C’est dans le cadre des journées économiques algériennes qui se tiendront en 2016 à Douala

Les journées économiques algériennes Sont annoncées au Cameroun. Elles se tiendront en avril 2016 dans la métropole économique, Douala. Il s’agit de redynamiser la coopération économique et commerciale entre le Cameroun et l’Algérie.

Selon l’ambassadeur de l’Algérie au Cameroun Merzak Bedjaoui, qui a rencontré mardi le gouverneur de la région du Littoral, Joseph Beti Assomo, c’est en prélude à cet évènement que les deux pays multiplient des réunions.

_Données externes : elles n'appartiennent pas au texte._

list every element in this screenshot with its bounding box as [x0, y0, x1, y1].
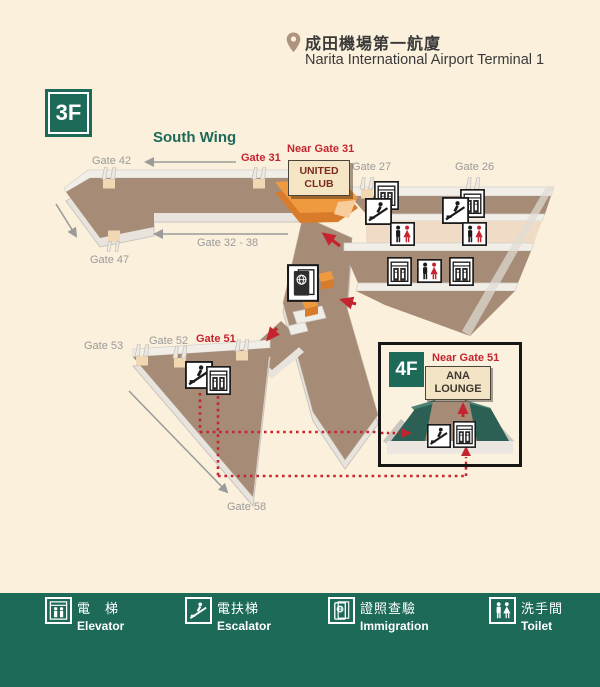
- terminal-map-graphic: [0, 0, 600, 600]
- elevator-icon: [450, 258, 473, 285]
- legend-elevator-zh: 電 梯: [77, 598, 124, 617]
- near-gate-31-label: Near Gate 31: [287, 143, 354, 155]
- south-wing-corridor: [64, 170, 302, 247]
- toilet-icon: [391, 223, 414, 245]
- gate-42-label: Gate 42: [92, 155, 131, 167]
- toilet-icon: [418, 260, 441, 282]
- escalator-icon: [428, 425, 450, 447]
- ana-lounge-label: ANA LOUNGE: [425, 366, 491, 400]
- gate-58-label: Gate 58: [227, 501, 266, 513]
- gates-32-38-label: Gate 32 - 38: [197, 237, 258, 249]
- legend-elevator-en: Elevator: [77, 619, 124, 633]
- gate-47-label: Gate 47: [90, 254, 129, 266]
- elevator-icon: [45, 597, 72, 624]
- gate-51-label: Gate 51: [196, 333, 236, 345]
- elevator-icon: [454, 422, 475, 447]
- toilet-icon: [463, 223, 486, 245]
- legend-escalator-zh: 電扶梯: [217, 598, 271, 617]
- united-club-lounge-label: UNITED CLUB: [288, 160, 350, 196]
- airport-floor-map-page: 成田機場第一航廈 Narita International Airport Te…: [0, 0, 600, 687]
- floor-4f-inset: 4F Near Gate 51 ANA LOUNGE: [378, 342, 522, 467]
- immigration-icon: [328, 597, 355, 624]
- gate-26-label: Gate 26: [455, 161, 494, 173]
- gate-53-label: Gate 53: [84, 340, 123, 352]
- legend-toilet-zh: 洗手間: [521, 598, 563, 617]
- immigration-icon: [288, 265, 318, 301]
- escalator-icon: [366, 199, 391, 224]
- elevator-icon: [388, 258, 411, 285]
- toilet-icon: [489, 597, 516, 624]
- escalator-icon: [443, 198, 468, 223]
- floor-badge-4f: 4F: [389, 352, 424, 387]
- map-legend: 電 梯 Elevator 電扶梯 Escalator: [0, 593, 600, 687]
- south-wing-label: South Wing: [153, 129, 236, 146]
- elevator-icon: [207, 367, 230, 394]
- legend-toilet-en: Toilet: [521, 619, 563, 633]
- gate-52-label: Gate 52: [149, 335, 188, 347]
- legend-escalator-en: Escalator: [217, 619, 271, 633]
- escalator-icon: [185, 597, 212, 624]
- legend-immigration-en: Immigration: [360, 619, 429, 633]
- gate-47-marker: [107, 231, 120, 253]
- legend-immigration-zh: 證照查驗: [360, 598, 429, 617]
- gate-31-label: Gate 31: [241, 152, 281, 164]
- near-gate-51-label: Near Gate 51: [432, 352, 499, 364]
- gate-27-label: Gate 27: [352, 161, 391, 173]
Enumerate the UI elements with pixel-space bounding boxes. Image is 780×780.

Pour le diplomate algérien, le Cameroun à beaucoup à gagner de l’expertise algérienne dans les secteurs de l’eau, de l’énergie, des transports, des logements sociaux, de l’approvisionnement du pays en gaz butane ou encore des travaux publics. Des secteurs dans lesquels les opérateurs économiques algériens entendent faire des propositions à leurs homologues et aux pouvoirs publics camerounais.

Ces journées économiques algériennes à Douala devraient coïncider avec l’ouverture annoncée par Air Algérie, des lignes de transport aérien reliant Alger à Douala et Yaoundé, les deux principales villes camerounaises.

L’Algérie prend rendez-vous à Douala.